SÓ FALTA DOAR A ALMA
José Ewerton Neto
Volta e meia surgem reportagens estimulando as Doações, em si
uma atitude de generosidade que só engrandece quem as pratica. O problema são
as incompatibilidades.
Isso mesmo. Junta de cientistas acaba de descobrir que os
órgãos dos pobres são incompatíveis para os ricos, por isso sugere que o potencial
beneficiário rico pense duas vezes antes. A questão não é mais de
desprendimento e generosidade, mas do que foi feito dos corpos dos pobres ao
longo dos séculos.
Cabeça. A cabeça do pobre não serve para
rico. É cheia de vazios ou, melhor dizendo, de buracos mesmo. Reais ( porque
mora em um ) e imaginários ( se não sonhar com um buraco prazeroso , vai sonhar
com o quê?). Pobre não pensa no futuro e
no passado e sempre acha que o presente é melhor esquecer, ao contrário dos ricos. Definitivamente, um
rico não aguentaria por muito tempo a cabeça de um pobre em seu pescoço.
Pé. Todo pobre é pé-de-chinelo, portanto,
pé suado e arrebentado, sofrido, de
andar muito. Calça sandálias sem qualidade, depósitos de fungos e bicheiras. Não serve
para circular em shopping-centers de luxo nem para subir em
transatlânticos rumo ao exterior. Para o
rico o pé de um pobre nunca vai dar pé.
Sangue. O sangue do pobre é sangue-de-barata. É sangue que não
transmite vibração, a não ser quando está dançando reggae, forró, ou apanhando
da polícia. Jamais serviria para um rico que precisa possuir o sangue azul dos
nobres e arrogantes.
Peito. O peito do pobre é peito aberto, se
não for pela natureza cordial é por causa de bala perdida ou endereçada. É um
peito incompatível com o organismo do rico que precisa ter o seu absolutamente
fechado para as coisas que considera
bobas, como solidariedade e honestidade.
Pele. A pele do pobre é pele-de-cordeiro,
de animal manso e obediente. Já a pele do rico tem que ser no mínimo parecida
com a pele de um leão, de casca grossa, própria para a ferocidade de atacar quando
põe a mão na grana dos mais humildes.
Olho.
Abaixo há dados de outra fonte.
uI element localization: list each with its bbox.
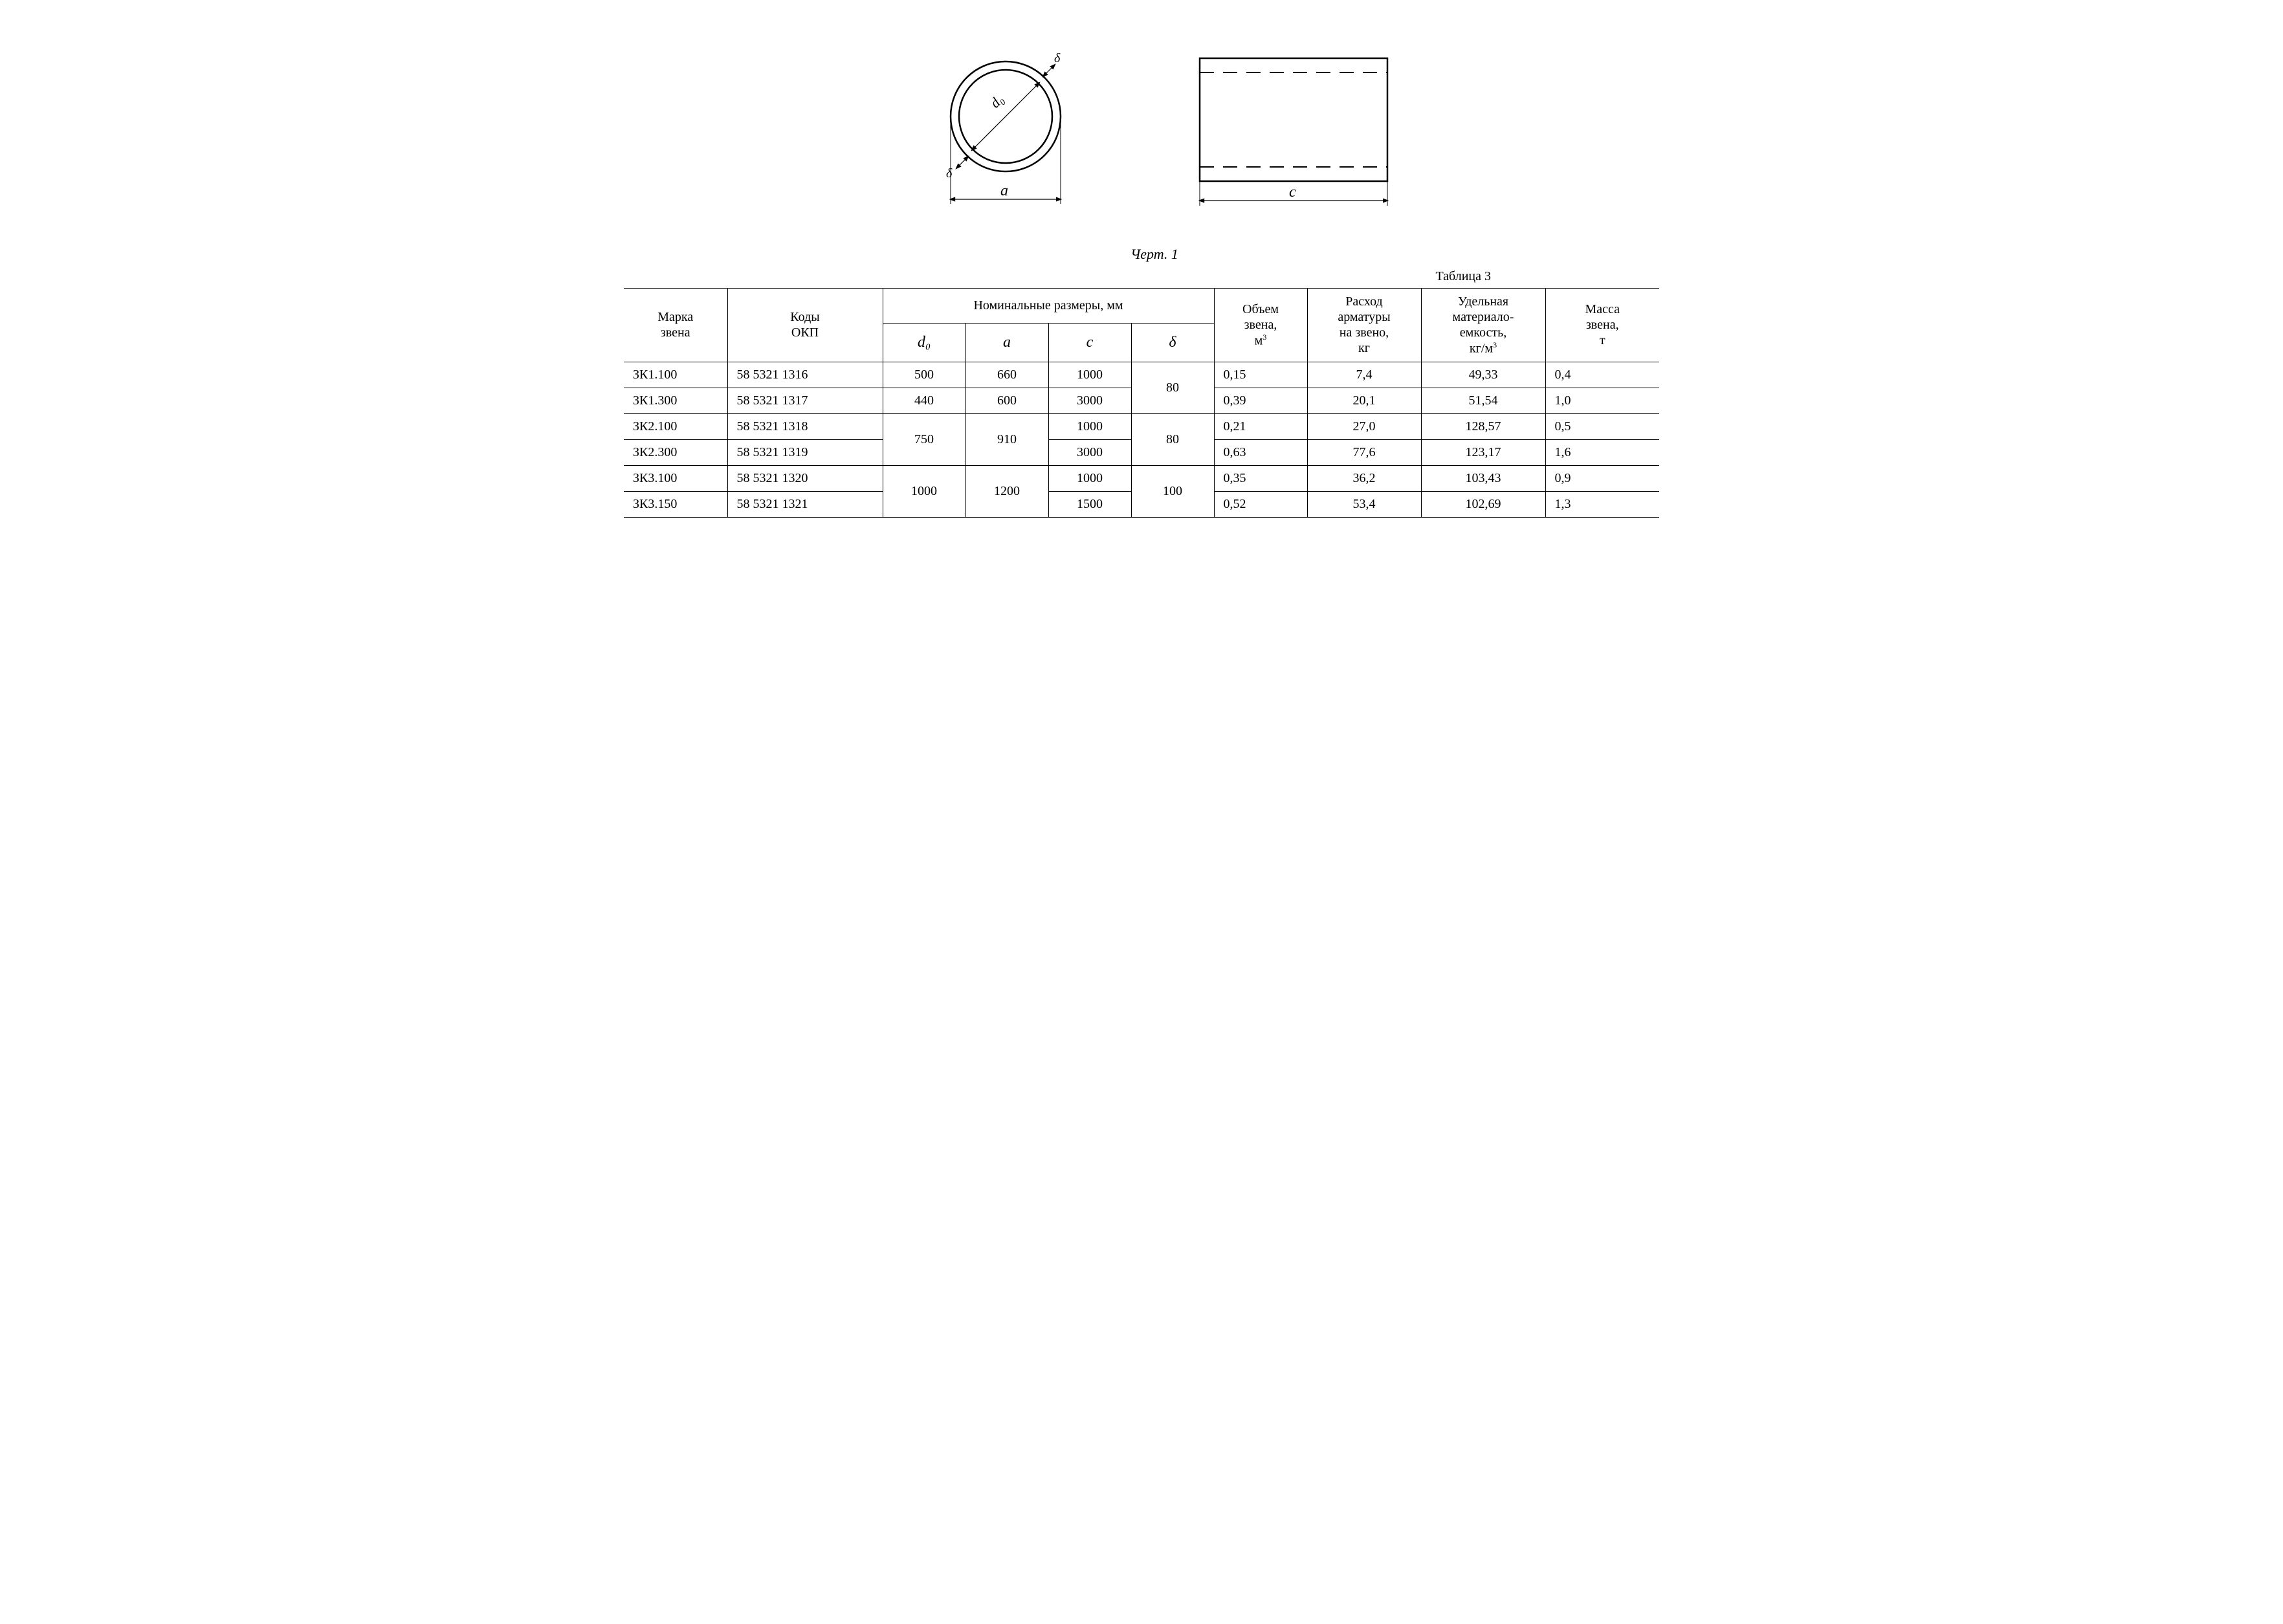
cell-volume: 0,21 [1214, 413, 1307, 439]
cell-d0: 500 [883, 362, 965, 388]
cell-udel: 103,43 [1421, 465, 1545, 491]
svg-text:δ: δ [1054, 51, 1061, 65]
diagram-area: d₀ δ δ a [676, 39, 1659, 233]
dim-a-label: a [1000, 182, 1008, 199]
cell-d0: 750 [883, 413, 965, 465]
cell-mass: 0,9 [1545, 465, 1659, 491]
table-label: Таблица 3 [624, 269, 1659, 284]
diagram-side: c [1180, 39, 1413, 233]
cell-a: 600 [965, 388, 1048, 413]
cell-d0: 1000 [883, 465, 965, 517]
cell-rashod: 36,2 [1307, 465, 1421, 491]
cell-a: 1200 [965, 465, 1048, 517]
cell-delta: 100 [1131, 465, 1214, 517]
cell-d0: 440 [883, 388, 965, 413]
cell-udel: 102,69 [1421, 491, 1545, 517]
cell-mass: 1,0 [1545, 388, 1659, 413]
hdr-a: a [965, 323, 1048, 362]
cell-a: 910 [965, 413, 1048, 465]
cell-delta: 80 [1131, 362, 1214, 413]
cell-volume: 0,63 [1214, 439, 1307, 465]
table-header-row-1: Марка звена Коды ОКП Номинальные размеры… [624, 289, 1659, 324]
hdr-massa: Масса звена, т [1545, 289, 1659, 362]
hdr-c: c [1048, 323, 1131, 362]
cell-udel: 49,33 [1421, 362, 1545, 388]
cell-a: 660 [965, 362, 1048, 388]
cell-c: 1000 [1048, 362, 1131, 388]
cell-marka: ЗК1.300 [624, 388, 727, 413]
cell-kody: 58 5321 1319 [727, 439, 883, 465]
cell-udel: 123,17 [1421, 439, 1545, 465]
table-body: ЗК1.10058 5321 13165006601000800,157,449… [624, 362, 1659, 517]
cell-rashod: 77,6 [1307, 439, 1421, 465]
cell-mass: 1,3 [1545, 491, 1659, 517]
cell-rashod: 27,0 [1307, 413, 1421, 439]
cell-delta: 80 [1131, 413, 1214, 465]
table-row: ЗК1.10058 5321 13165006601000800,157,449… [624, 362, 1659, 388]
cell-volume: 0,52 [1214, 491, 1307, 517]
cell-kody: 58 5321 1316 [727, 362, 883, 388]
cell-kody: 58 5321 1317 [727, 388, 883, 413]
hdr-rashod: Расход арматуры на звено, кг [1307, 289, 1421, 362]
cell-marka: ЗК1.100 [624, 362, 727, 388]
cell-mass: 1,6 [1545, 439, 1659, 465]
cell-volume: 0,15 [1214, 362, 1307, 388]
cell-rashod: 7,4 [1307, 362, 1421, 388]
cell-rashod: 53,4 [1307, 491, 1421, 517]
cell-c: 1500 [1048, 491, 1131, 517]
cell-c: 3000 [1048, 388, 1131, 413]
diagram-circle: d₀ δ δ a [921, 39, 1090, 233]
svg-text:d₀: d₀ [987, 91, 1007, 111]
cell-kody: 58 5321 1320 [727, 465, 883, 491]
cell-mass: 0,4 [1545, 362, 1659, 388]
page: d₀ δ δ a [624, 39, 1659, 518]
hdr-kody: Коды ОКП [727, 289, 883, 362]
cell-marka: ЗК3.150 [624, 491, 727, 517]
hdr-nominal: Номинальные размеры, мм [883, 289, 1214, 324]
table-row: ЗК2.10058 5321 13187509101000800,2127,01… [624, 413, 1659, 439]
svg-text:δ: δ [946, 166, 953, 181]
cell-rashod: 20,1 [1307, 388, 1421, 413]
cell-mass: 0,5 [1545, 413, 1659, 439]
diagram-caption: Черт. 1 [650, 246, 1659, 263]
cell-volume: 0,39 [1214, 388, 1307, 413]
cell-volume: 0,35 [1214, 465, 1307, 491]
cell-c: 1000 [1048, 413, 1131, 439]
hdr-volume: Объем звена, м3 [1214, 289, 1307, 362]
cell-c: 1000 [1048, 465, 1131, 491]
hdr-marka: Марка звена [624, 289, 727, 362]
cell-kody: 58 5321 1321 [727, 491, 883, 517]
hdr-d0: d₀ [883, 323, 965, 362]
cell-marka: ЗК3.100 [624, 465, 727, 491]
dim-c-label: c [1289, 184, 1296, 201]
hdr-udel: Удельная материало- емкость, кг/м3 [1421, 289, 1545, 362]
data-table: Марка звена Коды ОКП Номинальные размеры… [624, 288, 1659, 518]
cell-udel: 128,57 [1421, 413, 1545, 439]
cell-marka: ЗК2.300 [624, 439, 727, 465]
cell-marka: ЗК2.100 [624, 413, 727, 439]
table-row: ЗК3.10058 5321 13201000120010001000,3536… [624, 465, 1659, 491]
cell-c: 3000 [1048, 439, 1131, 465]
cell-udel: 51,54 [1421, 388, 1545, 413]
hdr-delta: δ [1131, 323, 1214, 362]
cell-kody: 58 5321 1318 [727, 413, 883, 439]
O olho do pobre conduz um olhar pedinte, subserviente, que só aumenta de tamanho quando leva um
susto. Jamais se adaptaria às órbitas do olho de um rico, que precisa ter o olho- grande para se dar
bem.
Enfim, os
cientistas descobriram que o pobre não serve mais nem para DOADOR. Está mais
para doa-dor do que para doador. Só falta agora que doem as almas.